In his novelette, the writer Fernando Sdrigotti pulls us out of the eye of that storm, allowing us for a moment to observe, rather than act. Observe individuals, groups and TV networks coalesce into an amorphous throb of idol rage, moving with predictable – mathematical – stupidity. From Trump to war to peace to the Pope, and then without even a pause for breath, straight on to paedophile priests, ‘Muslim’ grooming gangs, post-secular Leftists and atheism, all before
‘…someone calls someone a luvvie, and someone else calls someone else a gammon or some other charcuterie term, and the message of peace gets diluted, while everyone debates whether processed meat is racist or not.’
Re-tracing the most perfect shitstorms of our blessed epoch, Sdrigotti’s work begins with ‘Cyril the Lion’, beloved of our most beloved (Gervais et al), who was hunted down in the Zimbabwean savannah and killed…by a white dentist from Minnesota. Many will recall the fallout, which within days escalated to death threats, as well as threats of rape against the dentist’s wife and daughter. All before… a terrorist attack. And not one in some faraway ‘-Stan’, but one affecting us. And so the black-hole of rage moved on, now attacking Islam, Islamophobes and Islamophiles. All before… an enterprising lady hit the spotlight for making bread with her own vaginal yeast.
In keeping with the state of mind of shitstorm riders, Sdrigotti’s narrative moves at breath-taking (stomach-turning) speed, before an unexpected – and quite brilliant – change of pace. Without warning, the shutter is pulled down on the spectacle of humanity self-immolating, as the author picks up the story of the hunter. We’re taken to a speculative future, ten or so years hence, with the Minnesotan dentist re-visiting Zimbabwe for the first time since the ‘Cyril affair’ – and back for another hunt.

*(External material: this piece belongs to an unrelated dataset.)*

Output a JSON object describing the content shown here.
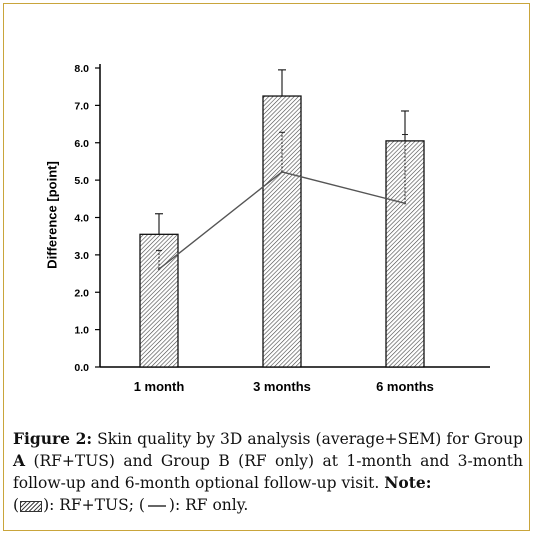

As a counterweight to what has come before, it’s perfect – the change in tempo, as well as change in focus and style, is beautifully measured. In dropping the (oblique) commentary and humour, Sdrigotti loosens himself as a fiction writer. And the reader, no longer observing the dentist, is now alongside – experiencing the Zimbabwean sunrise, making small-talk with other hunters, failing to differentiate one black face from another. And we’re with him on the hunt itself, one man and one gun, up against the bleached-white sun and the open plain.
Any Cop?: From tracking our frenzied collective rage to an explication of our animal selves, via a meditation on hunting – Shitstorm packs a whole world into 20,000 words. Sdrigotti’s approach, of distancing himself from the events he re-tells, is well-judged. By merely commentating indirectly through humour, he allows the reader to see the horror-show that we’ve become. Demos Kratos: Power to the People. What a fucking stupid idea.